Ministers to be vetted
The first phase of vetting of ministers-designate nominated by President Nana Addo Dankwa Akufo-Addo will take place at parliament today.
Four ministers-designate are expected to appear before the Appointments Committee of Parliament chaired by the First Deputy Speaker, Joseph Osei-Owusu in what appears to be a grueling encounter.
They are Senior Minister-designate, Yaw Osafo-Maafo; Minister-designate for National Security, Albert Kan Dapaah; Minister-designate for Finance, Ken Ofori-Atta and Minister-designate for Defence, Dominic Nitiwul.
The vetting process promises to be an exciting one as members of the minority National Democratic Congress (NDC) on the Committee are bent on ‘stretching’ the new ministers-designate whom many political pundits have described as very ‘appropriate nominees’ for the various ministries assigned to them.
After the first batch, the vetting will continue on Saturday, January 21, with Minister-designate for Interior, Ambrose Dery and Attorney General-designate, Gloria Akuffo, also appearing.
Four ministers-designate will then face the vetting committee on Monday, January 23.
They are the Minister-designate for Local Government and Rural Development, Hajia Alima Mahama; Minister-designate for Trade and Industry, Alan Kwadwo Kyerematen; Minister-designate for Food and Agriculture, Dr Owusu Afriyie Akoto and Minister-designate for Energy, Boakye Agyarko.
Then on Tuesday, January 24, the remaining three of the first batch of ministers-designate will also show up.
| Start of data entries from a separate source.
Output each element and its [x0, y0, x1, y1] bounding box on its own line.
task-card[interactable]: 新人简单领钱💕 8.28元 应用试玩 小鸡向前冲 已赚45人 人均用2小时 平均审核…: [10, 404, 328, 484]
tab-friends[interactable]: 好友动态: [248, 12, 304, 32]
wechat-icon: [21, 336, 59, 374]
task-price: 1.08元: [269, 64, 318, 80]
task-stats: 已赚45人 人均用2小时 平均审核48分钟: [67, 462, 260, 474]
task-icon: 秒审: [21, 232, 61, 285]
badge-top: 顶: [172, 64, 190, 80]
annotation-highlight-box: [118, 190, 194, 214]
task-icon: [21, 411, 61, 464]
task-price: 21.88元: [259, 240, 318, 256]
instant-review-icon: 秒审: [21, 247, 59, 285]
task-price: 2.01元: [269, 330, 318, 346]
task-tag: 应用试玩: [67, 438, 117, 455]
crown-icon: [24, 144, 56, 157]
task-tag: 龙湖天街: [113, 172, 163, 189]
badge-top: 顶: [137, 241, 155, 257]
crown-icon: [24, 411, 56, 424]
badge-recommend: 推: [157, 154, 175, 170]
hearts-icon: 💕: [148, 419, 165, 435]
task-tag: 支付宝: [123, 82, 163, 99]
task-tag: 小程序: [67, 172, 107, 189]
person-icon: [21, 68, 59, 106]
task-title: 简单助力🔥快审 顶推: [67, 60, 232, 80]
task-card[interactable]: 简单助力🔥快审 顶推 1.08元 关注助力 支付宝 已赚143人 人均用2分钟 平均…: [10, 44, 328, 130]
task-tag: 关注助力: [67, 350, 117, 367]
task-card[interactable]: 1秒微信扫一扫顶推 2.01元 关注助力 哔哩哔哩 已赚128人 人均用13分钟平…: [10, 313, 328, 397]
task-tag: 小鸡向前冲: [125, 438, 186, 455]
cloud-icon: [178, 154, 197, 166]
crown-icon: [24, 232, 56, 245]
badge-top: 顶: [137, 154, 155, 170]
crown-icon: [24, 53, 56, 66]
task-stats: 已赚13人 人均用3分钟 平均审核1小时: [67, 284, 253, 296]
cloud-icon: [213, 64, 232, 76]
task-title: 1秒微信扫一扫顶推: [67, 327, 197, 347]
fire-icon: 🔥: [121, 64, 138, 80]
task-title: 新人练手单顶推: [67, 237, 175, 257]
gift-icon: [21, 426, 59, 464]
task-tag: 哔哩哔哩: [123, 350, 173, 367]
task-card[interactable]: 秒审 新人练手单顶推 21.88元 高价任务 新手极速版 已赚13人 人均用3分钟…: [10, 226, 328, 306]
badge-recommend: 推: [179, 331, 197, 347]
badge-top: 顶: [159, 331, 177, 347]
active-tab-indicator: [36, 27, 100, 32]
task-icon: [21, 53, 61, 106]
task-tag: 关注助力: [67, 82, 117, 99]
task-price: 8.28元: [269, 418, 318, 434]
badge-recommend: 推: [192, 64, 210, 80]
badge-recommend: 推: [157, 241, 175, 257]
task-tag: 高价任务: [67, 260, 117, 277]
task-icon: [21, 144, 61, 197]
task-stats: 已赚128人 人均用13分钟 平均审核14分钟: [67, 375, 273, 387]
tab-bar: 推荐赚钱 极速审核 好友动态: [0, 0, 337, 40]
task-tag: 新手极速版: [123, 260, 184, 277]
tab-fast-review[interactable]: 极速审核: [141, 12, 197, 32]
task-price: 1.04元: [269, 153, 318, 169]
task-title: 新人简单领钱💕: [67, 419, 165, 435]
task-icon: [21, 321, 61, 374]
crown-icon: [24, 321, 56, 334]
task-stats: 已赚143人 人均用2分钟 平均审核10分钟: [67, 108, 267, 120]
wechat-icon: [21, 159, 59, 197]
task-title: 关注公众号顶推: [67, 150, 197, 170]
These are Minister-designate for Foreign Affairs and Regional Integration, Shirley Ayorkor Botchway; Minister-designate for Education, Dr Mathew Opoku Prempeh and Minister-designate for Health, Kwaku Agyeman Manu.
The minority leader, Haruna Iddrisu, told the media in parliament after the names were communicated to Members that as minority, they would look at the intelligence of the ministers-designate, their dispositions and suitability for the positions assigned to them when they appear before the committee.
Meanwhile, as at press time, the minority side of the Appointments Committee had complained bitterly that they were yet to receive the Curriculum Vitae of the ministerial nominees – 24 hours before their vetting commences.
According to Alhassan Suhuyini – a member of the minority side on the committee – attempts by them to get the CVs of the nominees before the start of the vetting today had proven futile since Wednesday.
Speaking in an interview with Accra-based radio station, Citi FM, on Thursday, he said the delay in getting them the CVs was meant to frustrate them and that that would not augur well for the process.
“The people of Ghana want us…to ask the relevant questions, especially about the caliber of people that are going to be working for them. And so, we think that it is unacceptable. We don’t want them to give us the CVs tomorrow morning when we are supposed to be vetting the nominees,” Suhuyini said.